Characters on the fringe of society have often made for riveting works of art, from The Ballad of the Sad Cafe to Our Country’s Good to Separate Tables. The Production Company’s current staging of Patricia Cornelius’ 2003 play Love, directed by Mark Armstrong and playing at Center Stage, focuses on a trio of such characters and, as her simple title suggests, asks just what these three would do for love. Do not be mistaken, however. While Cornelius’ title is simple, her play is anything but. Winner of the Wal Cherry Award, a prestigious Australian honor bestowed upon new plays, Love is a challenging work, for both the audience and the trio of resourceful actors bringing the show to life. The play wonders who deserves love. Does everyone? What is love? Can it really exist in different forms with different people at the same time?
Love portrays people who use that term when what they really mean is want or need. Full of vim and vitriol, Cornelius connects the dots between three very intense characters, all constantly in need. Annie (Erin Maya Darke) is a prostitute and drug addict who falls for Tanya (Bronwen Coleman). Their passionate affair comes to an end when Tanya is imprisoned (one of the play’s few details that might benefit from further embellishment).
Enter Lorenzo (Ken Matthews), a fellow junkie and manipulator. Annie easily falls for him, or at least she thinks so – perhaps she has just fallen into his web, thinking she is starkly in need of someone to take care of her as Tanya had. However, Lorenzo doesn’t quite fill the void left by Tanya. When her incarceration is over, Tanya returns to Annie and Lorenzo remains in the picture. They form the oddest threesome, at times repellent and at other times oddly beguiling in their symbiosis. All of them, it seems, serve a need for one another.

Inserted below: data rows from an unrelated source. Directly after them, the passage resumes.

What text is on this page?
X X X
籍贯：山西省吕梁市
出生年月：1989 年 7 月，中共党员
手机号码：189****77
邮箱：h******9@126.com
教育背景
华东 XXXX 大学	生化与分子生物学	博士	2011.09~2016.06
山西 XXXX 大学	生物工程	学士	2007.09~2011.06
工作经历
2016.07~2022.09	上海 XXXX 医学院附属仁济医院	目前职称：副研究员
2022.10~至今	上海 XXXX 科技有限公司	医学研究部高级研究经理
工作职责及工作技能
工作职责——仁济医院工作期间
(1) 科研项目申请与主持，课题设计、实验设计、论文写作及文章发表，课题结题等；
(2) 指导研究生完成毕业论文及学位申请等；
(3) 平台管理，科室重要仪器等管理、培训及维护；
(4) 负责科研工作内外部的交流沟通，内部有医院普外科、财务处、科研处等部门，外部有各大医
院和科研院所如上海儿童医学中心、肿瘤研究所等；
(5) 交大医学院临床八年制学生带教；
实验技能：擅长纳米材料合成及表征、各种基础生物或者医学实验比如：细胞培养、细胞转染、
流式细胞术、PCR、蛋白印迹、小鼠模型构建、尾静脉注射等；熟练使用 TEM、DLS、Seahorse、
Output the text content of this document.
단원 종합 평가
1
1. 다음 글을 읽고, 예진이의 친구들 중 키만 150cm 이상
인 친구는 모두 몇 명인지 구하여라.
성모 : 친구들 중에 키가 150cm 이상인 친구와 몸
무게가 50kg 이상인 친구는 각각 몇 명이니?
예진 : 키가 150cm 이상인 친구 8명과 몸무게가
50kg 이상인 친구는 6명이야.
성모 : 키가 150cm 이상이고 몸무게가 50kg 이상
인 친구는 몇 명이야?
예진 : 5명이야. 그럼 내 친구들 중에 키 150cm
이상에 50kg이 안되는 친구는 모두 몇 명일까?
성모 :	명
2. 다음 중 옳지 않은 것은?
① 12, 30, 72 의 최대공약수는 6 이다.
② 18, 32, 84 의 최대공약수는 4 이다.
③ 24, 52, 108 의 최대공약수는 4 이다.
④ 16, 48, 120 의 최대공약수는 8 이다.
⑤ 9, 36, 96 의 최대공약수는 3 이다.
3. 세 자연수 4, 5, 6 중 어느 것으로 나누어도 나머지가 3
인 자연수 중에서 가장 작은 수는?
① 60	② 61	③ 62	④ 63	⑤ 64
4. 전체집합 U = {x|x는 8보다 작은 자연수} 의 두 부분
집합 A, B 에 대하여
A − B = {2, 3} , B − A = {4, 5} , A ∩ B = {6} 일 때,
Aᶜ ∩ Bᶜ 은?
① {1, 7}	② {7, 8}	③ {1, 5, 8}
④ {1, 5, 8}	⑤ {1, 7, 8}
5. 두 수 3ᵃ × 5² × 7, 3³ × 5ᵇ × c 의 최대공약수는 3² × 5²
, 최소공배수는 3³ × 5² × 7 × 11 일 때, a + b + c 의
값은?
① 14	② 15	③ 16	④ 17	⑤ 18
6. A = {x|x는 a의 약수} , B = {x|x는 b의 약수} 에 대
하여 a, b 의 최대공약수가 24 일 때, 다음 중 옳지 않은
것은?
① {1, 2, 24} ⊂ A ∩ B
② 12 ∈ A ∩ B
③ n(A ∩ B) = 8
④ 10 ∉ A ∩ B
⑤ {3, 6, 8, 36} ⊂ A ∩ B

Cornelius’ bizarre love triangle is an astute portrayal of desperate living, mainly because she does a superlative job shading in the details of these characters’ sordid lives. But it is the three actors who take her sturdy foundation and run with it. Witness Matthews’ work, in which humor, libido and drug-infused mania collide in a perfect storm. Watch Coleman balance her tough persona with touches of maternal instinct, with attention to both the nurturing instinct and sense of ownership that goes along with that.
And pay close attention to Darke’s complicated character development. As Love progresses, Annie’s ping-ponging begins to take a devastating toll on the character. Darke clues the audience in with subtle cues, embracing realism and subtlety over more obvious tricks. It is to the entire cast’s credit, though, that all three elicit equal amounts of empathy. Annie is not the protagonist of the show; rather, all three characters share that honor.
Cornelius is a co-founder of the Melbourne Workers Theatre, which seeks to elucidate the flaws in mainstream perception of Australian culture and identity. She has succeeded with a play that is both stark and soulful. Every moment is layered with texture. Like Armstrong’s last Production Company work, The Most Damaging Wound, Love is a deeply rich project. One can look into the face of any of the show’s characters and read into them a different motivation for just how and why events have escalated. Sarah Bader’s dead-on sound cues and Dan Henry’s expert lighting further strengthen the mood of the play.
A variety of reasons drive Cornelius’ characters to make poor decisions, but in Armstrong’s production, nary a one can be found.